5月12日現在、ドイツでは、17万人強が感染し、約7700人が亡くなっていますが、経済活動の再開を進めています。日本では、感染者数は1万6000人弱、死者数は700人弱です。
ドイツでは、ピーク時に1日の感染者が7000人を超えていたのが1000人程度まで下がったことなどが経済活動再開の要因ですが、再度の感染拡大を防ぐための「緊急メカニズム」も用意しています。それは、各地域で「人口10万人当たり、週に50人を超える新規感染者が出た」場合に発令されるとしています。
この「緊急メカニズム」の発令条件を日本に当てはめてみました。「10万人当たり週に50人」ということは、1日当たり7人強です。東京都の人口は約1300万人=10万人の130倍です。ということは、1日に900人超(7×130)の新規感染者で「緊急メカニズム」が発動となります(※日本全体で見れば、1260倍して考えれば、1日当たり8500人強ということになります) 。
東京都では、新規感染者のピークは200人程度でした。最近では50人を切る日も少なくありません。その数字では、ドイツでは「緊急メカニズム」の発令には至りません。
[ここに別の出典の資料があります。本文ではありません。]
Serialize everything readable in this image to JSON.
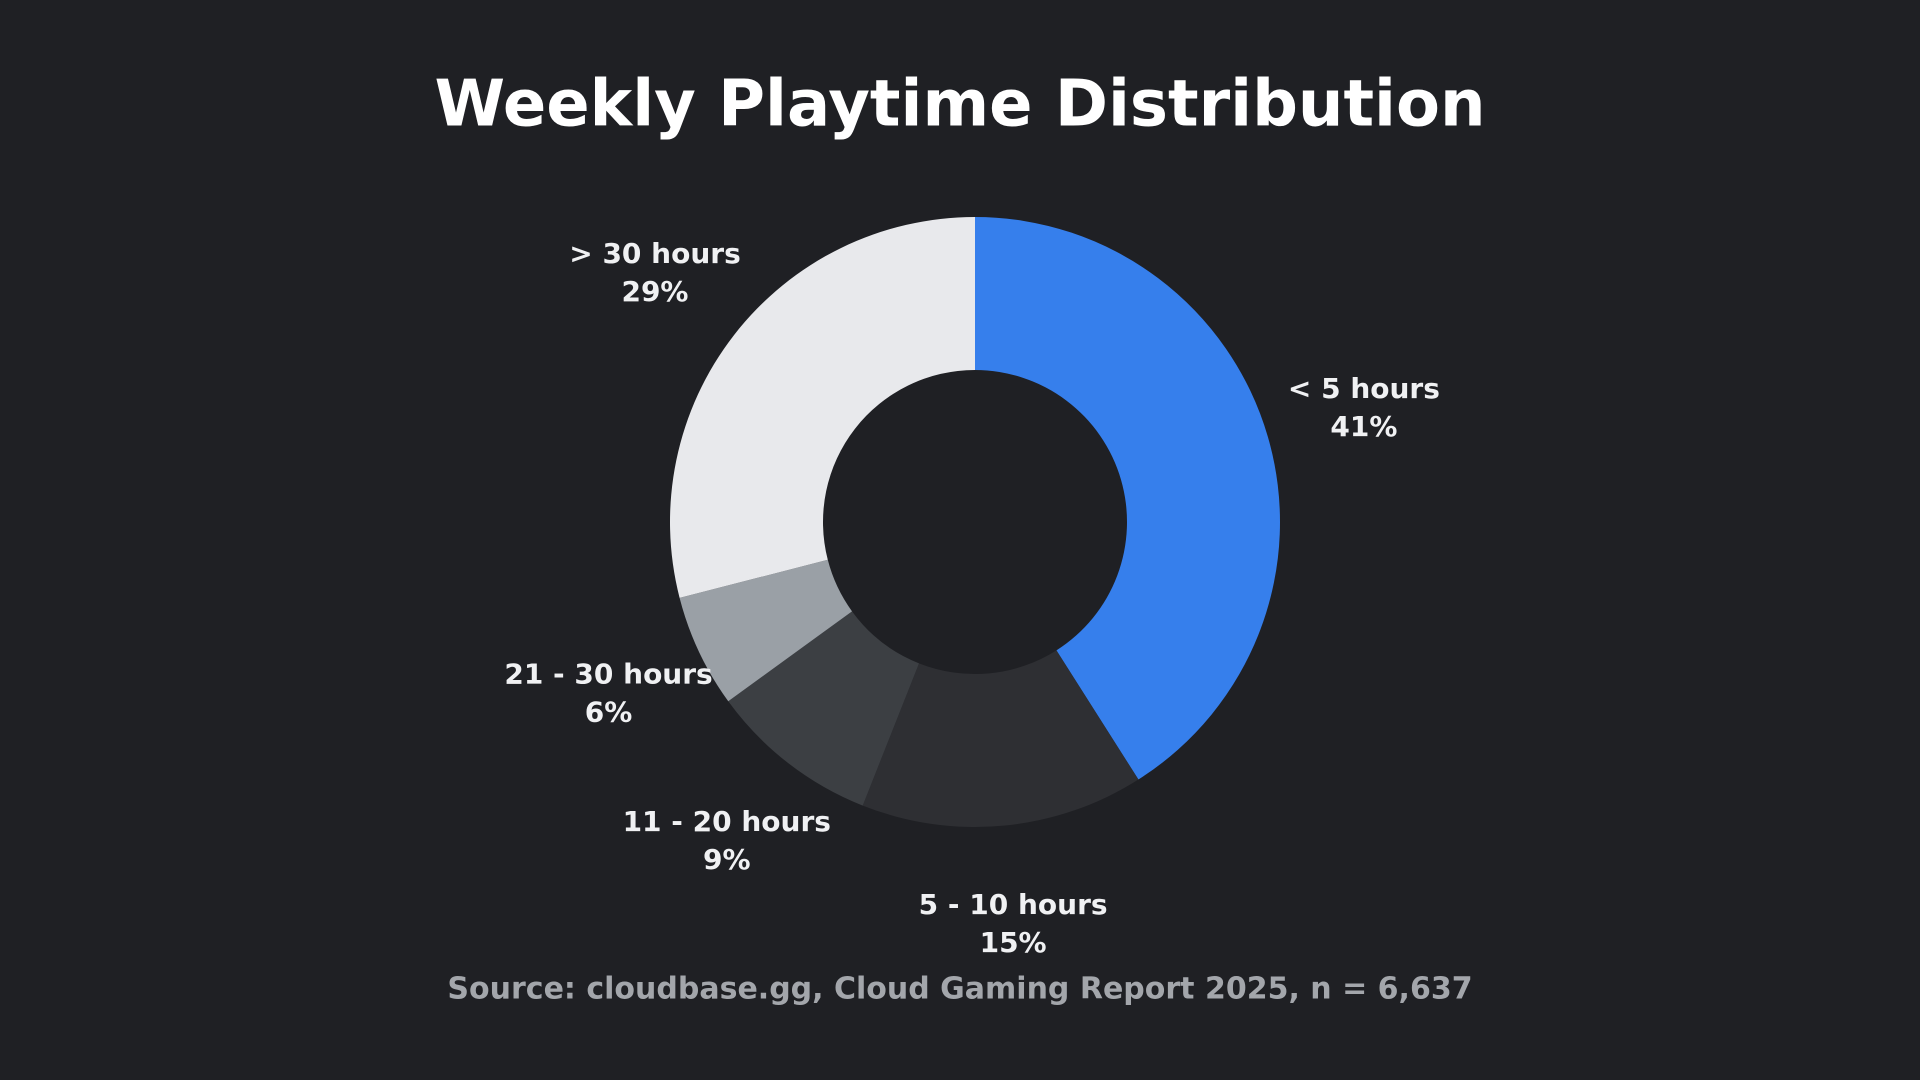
{
  "chart_data": {
    "type": "donut",
    "title": "Weekly Playtime Distribution",
    "categories": [
      "< 5 hours",
      "5 - 10 hours",
      "11 - 20 hours",
      "21 - 30 hours",
      "> 30 hours"
    ],
    "values": [
      41,
      15,
      9,
      6,
      29
    ],
    "value_labels": [
      "41%",
      "15%",
      "9%",
      "6%",
      "29%"
    ],
    "colors": [
      "#367fec",
      "#2e2f33",
      "#3c3f43",
      "#9aa0a6",
      "#e8e9ec"
    ],
    "source": "Source: cloudbase.gg, Cloud Gaming Report 2025, n = 6,637"
  }
}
政治家たちは「経済自粛のツケ」をどれだけ国民に回す気なのか
もちろん、私は感染爆発していいと言っているのではありません。
日本は、米国やドイツと比べて、今のところはある程度感染を抑え込めていることは間違いありません。そのことは評価すべきです。しかし、感染が下火になっている状況で、いつまでも経済活動を「自粛」させていては、経済がおかしくなることは明らかです。先に見たように、すでに青息吐息の企業が多く、それを放置すると国を誤ることにもなりかねません。
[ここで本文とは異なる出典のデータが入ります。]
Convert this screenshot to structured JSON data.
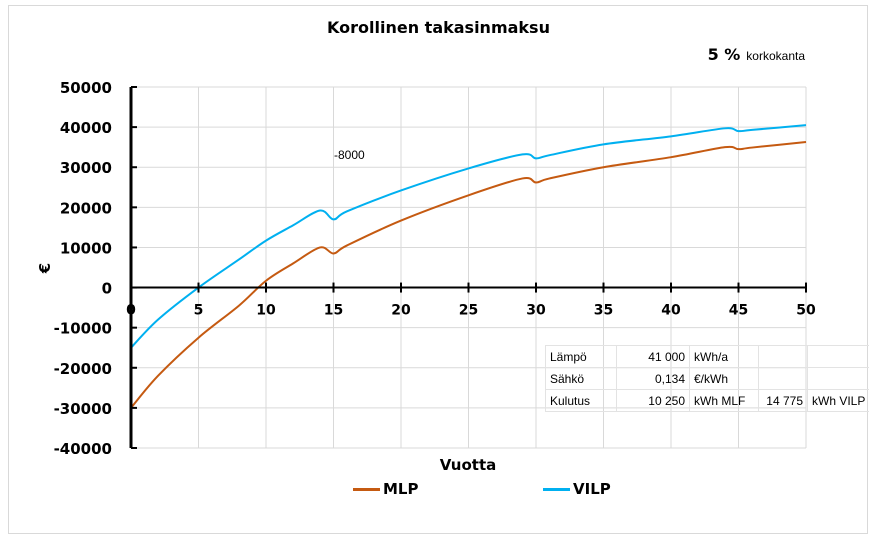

緊急事態宣言を発動し、自粛要請や指示などを行えば、政治家、とくに、普段マスコミからあまり注目されていな都道府県知事はテレビなどでの露出が増えていいかもしれません。
しかし、あまりにも経済を締め付けることは、結果的に自身の支持基盤をなくすということを認識すべきではないでしょうか。東京都の場合には、財政が豊かですから、緊急事態を長引かせて、バラマキをすることもできるでしょうが、その他の地域はそうではありません。いずれにしても地元経済を殺したら元も子もないことを強く認識してほしいものです。
最後に図表3に米国の厳しい現状を示しておきます。米国の感染者数は130万人を超え、死者も約8万人に上っています。
長い間景気指標の分析をしてきましたが、米国のこれほど厳しい数字を見たことがありません。とくに非農業部門の雇用者数の減少に注目してください。前回も、3月の数字の減少(マイナス88万人)をとりあげましたが、その比ではありません。マイナス2053万人です。数字の間違いではありません。4月ひと月でそれだけの雇用が失われたのです。失業率も一気に10%以上悪化しました。GDPの7割を支える個人消費も大幅マイナスです。
そういう状況ですので、大統領選挙まで半年を切った米国では経済再開へ踏み込まざるをえないということもあると思います。一方、財政支援も日本の比ではないほど行っています。
日本が経済再開に慎重なことは理解できることではありますが、財政に余裕がなく、経済的な底力も米国やドイツよりも格段に低い日本では、経済にもう少し配慮が必要だと考えます。軸足を「経済再開」とするためにも、新規感染者数などの基準や再開のためのルールを早急に整備してほしいものです。